Is Junk Food Really Cheaper?  Answer: NO.

This NYT article by Mark Bittman says everything I want to scream from the tops of skyscrapers and church steeples all over America.  Junk food, fast food, processed food is NOT the answer.

It also touches on many themes I resoundly agree with — dispelling the myth that junk food is cheaper than the fruits of the earth and land; the cooking challenge; the need to breakaway from a culture of food consumption based on an 24-hour multi-tasking lifestyle; a call for concerted political and cultural action, a food revolution, if you will.

The cooking dilemma is perhaps one of the biggest challenges for most people struggling to break free from a processed food diet.  I’ll admit that there are nights when I don’t want to undertake the effort of cooking (not to mention cleaning), and I am a self-professed wanna be chef!  It’s takes time and effort to cook, and increasingly Americans are being brought up in an environment where food for purchase is so readily available, they don’t know how to cook!

But there’s a wealth of information out there about cooking.  An abundance of recipe books are available touting easy 20-minute suppers and other simple cooking ideas.  Cooking shows, cooking demonstrations at local shopping malls, magazines, books… Cooking can be easy and accessible, if you just give it a go.
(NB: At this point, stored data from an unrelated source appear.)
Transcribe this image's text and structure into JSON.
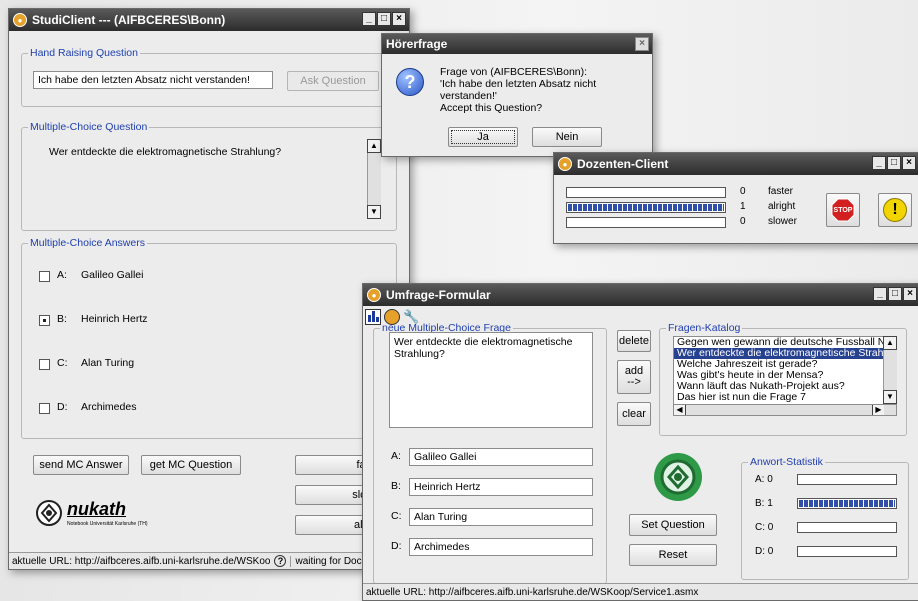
{
  "student": {
    "title": "StudiClient --- (AIFBCERES\\Bonn)",
    "hand_raising": {
      "legend": "Hand Raising Question",
      "question_value": "Ich habe den letzten Absatz nicht verstanden!",
      "ask_button": "Ask Question"
    },
    "mc_question": {
      "legend": "Multiple-Choice Question",
      "text": "Wer entdeckte die elektromagnetische Strahlung?"
    },
    "mc_answers": {
      "legend": "Multiple-Choice Answers",
      "items": [
        {
          "letter": "A:",
          "label": "Galileo Gallei",
          "checked": false
        },
        {
          "letter": "B:",
          "label": "Heinrich Hertz",
          "checked": true
        },
        {
          "letter": "C:",
          "label": "Alan Turing",
          "checked": false
        },
        {
          "letter": "D:",
          "label": "Archimedes",
          "checked": false
        }
      ]
    },
    "buttons": {
      "send": "send MC Answer",
      "get": "get MC Question",
      "faster": "faster",
      "slower": "slower",
      "alright": "alright"
    },
    "logo_text": "nukath",
    "logo_sub": "Notebook Universität Karlsruhe (TH)",
    "status_url": "aktuelle URL: http://aifbceres.aifb.uni-karlsruhe.de/WSKoo",
    "status_wait": "waiting for Doce"
  },
  "hoerfrage": {
    "title": "Hörerfrage",
    "line1": "Frage von (AIFBCERES\\Bonn):",
    "line2": "'Ich habe den letzten Absatz nicht verstanden!'",
    "accept": "Accept this Question?",
    "yes": "Ja",
    "no": "Nein"
  },
  "dozent": {
    "title": "Dozenten-Client",
    "rows": [
      {
        "count": "0",
        "label": "faster",
        "fill": 0.0
      },
      {
        "count": "1",
        "label": "alright",
        "fill": 1.0
      },
      {
        "count": "0",
        "label": "slower",
        "fill": 0.0
      }
    ],
    "stop_label": "STOP"
  },
  "umfrage": {
    "title": "Umfrage-Formular",
    "new_q": {
      "legend": "neue Multiple-Choice Frage",
      "question": "Wer entdeckte die elektromagnetische Strahlung?",
      "answers": [
        {
          "letter": "A:",
          "value": "Galileo Gallei"
        },
        {
          "letter": "B:",
          "value": "Heinrich Hertz"
        },
        {
          "letter": "C:",
          "value": "Alan Turing"
        },
        {
          "letter": "D:",
          "value": "Archimedes"
        }
      ]
    },
    "buttons": {
      "delete": "delete",
      "add": "add",
      "add_arrow": "-->",
      "clear": "clear",
      "set_question": "Set Question",
      "reset": "Reset"
    },
    "katalog": {
      "legend": "Fragen-Katalog",
      "items": [
        "Gegen wen gewann die deutsche Fussball Natio",
        "Wer entdeckte die elektromagnetische Strahlung",
        "Welche Jahreszeit ist gerade?",
        "Was gibt's heute in der Mensa?",
        "Wann läuft das Nukath-Projekt aus?",
        "Das hier ist nun die Frage 7"
      ],
      "selected_index": 1
    },
    "statistik": {
      "legend": "Anwort-Statistik",
      "rows": [
        {
          "label": "A: 0",
          "fill": 0.0
        },
        {
          "label": "B: 1",
          "fill": 1.0
        },
        {
          "label": "C: 0",
          "fill": 0.0
        },
        {
          "label": "D: 0",
          "fill": 0.0
        }
      ]
    },
    "status_url": "aktuelle URL: http://aifbceres.aifb.uni-karlsruhe.de/WSKoop/Service1.asmx"
  }
}
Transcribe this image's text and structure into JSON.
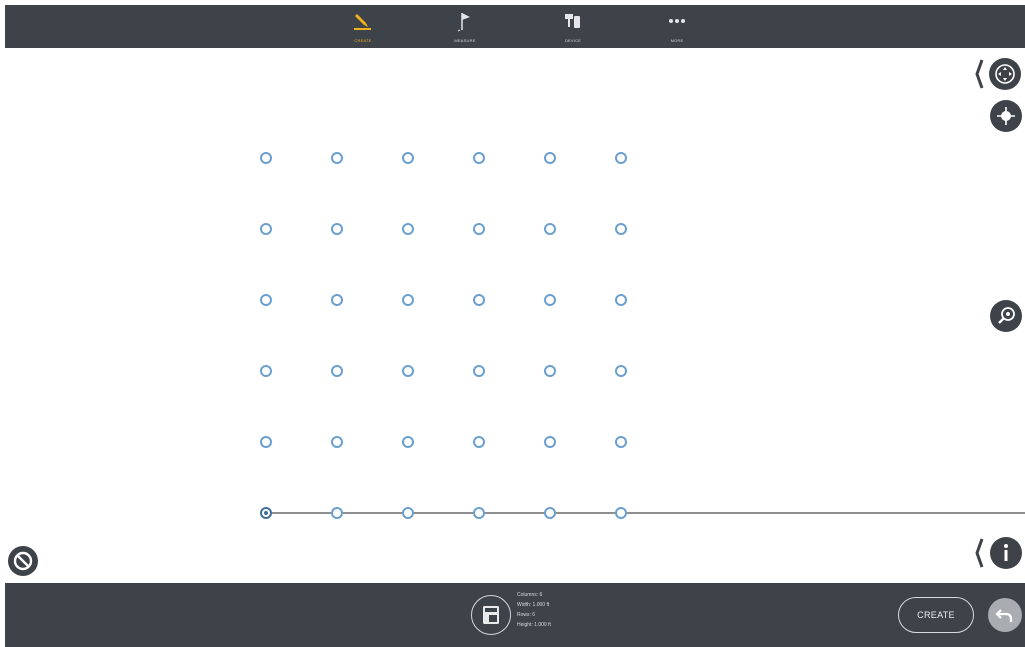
{
  "toolbar": {
    "tabs": [
      {
        "label": "CREATE",
        "icon": "pencil-icon",
        "active": true
      },
      {
        "label": "MEASURE",
        "icon": "flag-icon",
        "active": false
      },
      {
        "label": "DEVICE",
        "icon": "device-icon",
        "active": false
      },
      {
        "label": "MORE",
        "icon": "more-icon",
        "active": false
      }
    ]
  },
  "grid": {
    "columns": 6,
    "rows": 6,
    "selected_point": "bottom-left"
  },
  "right_controls": [
    "move-icon",
    "center-icon",
    "zoom-icon",
    "info-icon"
  ],
  "bottom": {
    "info_lines": [
      "Columns: 6",
      "Width: 1.000 ft",
      "Rows: 6",
      "Height: 1.000 ft"
    ],
    "create_label": "CREATE"
  },
  "colors": {
    "bar": "#3e4249",
    "accent": "#f2b21b",
    "point": "#6b9fd0"
  }
}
For my part, I am trying to encourage healthy, “at-home” cooking, for those around me—-my office mates.  Last week, I served up 3 kangaroo loins, green beans, garlic bread and a tossed salad for the associates in the office.  It took 20 minutes, and fed 4.  Yesterday, Kelly and I made veggie pizza for lunch.  Using a pre-made pizza base and piling on freshly sliced peppers, onions, and tomato took at total of 5 minutes prep and 15 minutes wait time.  Approximate cost $8.  (Approximate cost for lunch from the laneways of Melbourne, $10-12 each.)

Apart from the cost incentives of personal food prep, there’s a moral aspect to cooking as well.  Working late nights at the office, it made all of us feel better have a “home-cooked” meal, plus we ate together in the boardroom (rather than the normal routine, stuffing our faces from a plastic take-away container in front of our glowing computer screens).  The joys of cooking are shared, and continued, with the joys of eating: communal food consumption.

So I challenge everyone to be honest with themselves.  Test the theory.  Go out and eat an easy meal at a sit-down restaurant, say pasta or roasted chicken.  Then go home, buy the ingredients, and replicate the meal.  See how it stacks up, and follow your taste buds!